Dailey yanks Buckeye Egg permits


COLUMBUS – The Ohio Department of Agriculture’s Livestock Environmental Permitting Program is up and running.

And the first thing Ohio Agriculture Director Fred L. Dailey did was revoke Buckeye Egg Farm’s 12 operating permits and deny 11 of the farm’s pending Permit to Install applications.

The ag department assumed permitting authority for large-scale livestock and poultry farms from the Ohio Environmental Protection Agency Aug. 19.

Dailey sent a Notice of Opportunity for Hearing to Buckeye Egg Farm outlining his intentions.

“This farm has a substantial history of compliance problems,” Dailey said. “Buckeye Egg Farm’s environmental history does not exemplify the high standard we set for farm owners or managers in this state.”

On April 22, Ohio Environmental Protection Agency Director Christopher Jones issued a proposal to revoke wastewater permits the farm needs to legally operate its egg production facilities. The same day, Ohio Attorney General Betty Montgomery filed a ninth set of contempt charges against the farm for failure to comply with court-ordered correction actions.

The ag department’s actions continue the state’s efforts to shut down the egg farm.

Department inspections of this farm and the other 119 permitted livestock and poultry farms are under way.


Livestock permitting regs

officially under ODA wing

COLUMBUS – The Ohio Department of Agriculture officially took the reigns of the state’s livestock permitting program from the Ohio Environmental Protection Agency Aug. 19.

The department’s Livestock Environmental permitting Program will now regulate Ohio’s largest livestock and poultry farms – those with more than 1,000 animal units.

Over the next two years, currently permitted farms will be inspected to verify they are operating under their existing permit. These operations must also develop a manure management plan, an insect and rodent control plan and a mortality management plan. Once completed, the farms will receive a five-year Review Compliance Certificate. After five years, they must apply for a renewable permit to continue.

All new livestock or poultry operations with more than 1,000 animal units must now apply to the department for a Permit to Install and Permit to Operate.
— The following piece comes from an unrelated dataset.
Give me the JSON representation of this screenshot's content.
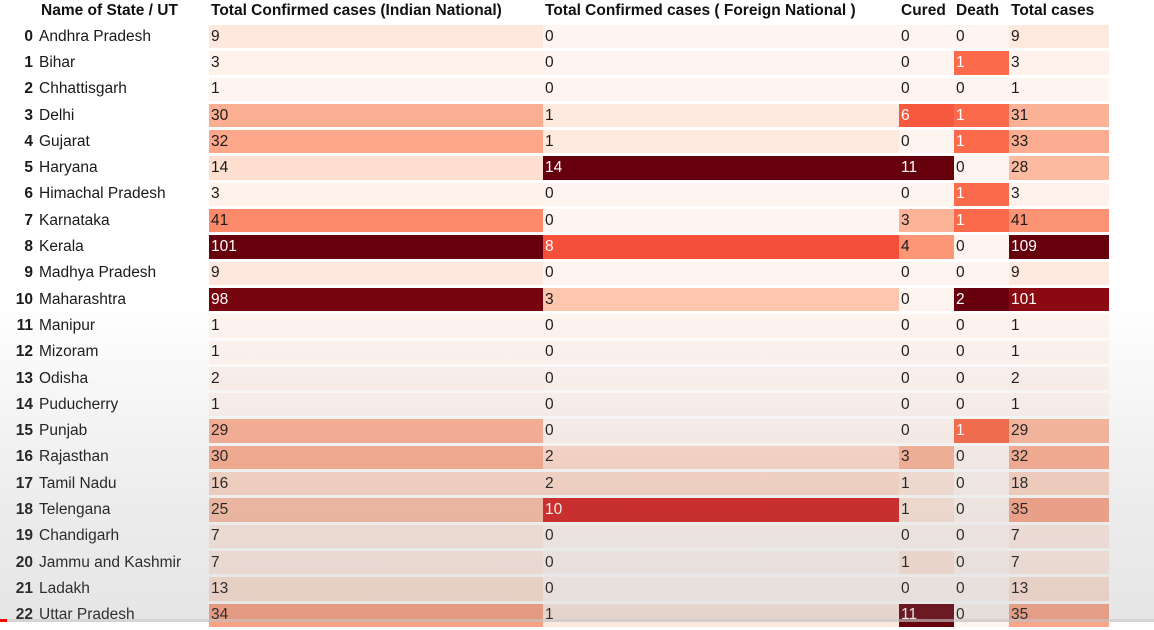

Other farms – regardless of size – may be required to get a National Pollutant Discharge Elimination System permit if it has problems related to discharging or runoff of manure or wastewater. It’s confusing, but the Ohio EPA still maintains permitting authority for the NPDES permits, although the ag department will be asking the U.S. Environmental Protection Agency for that authority, Dailey said.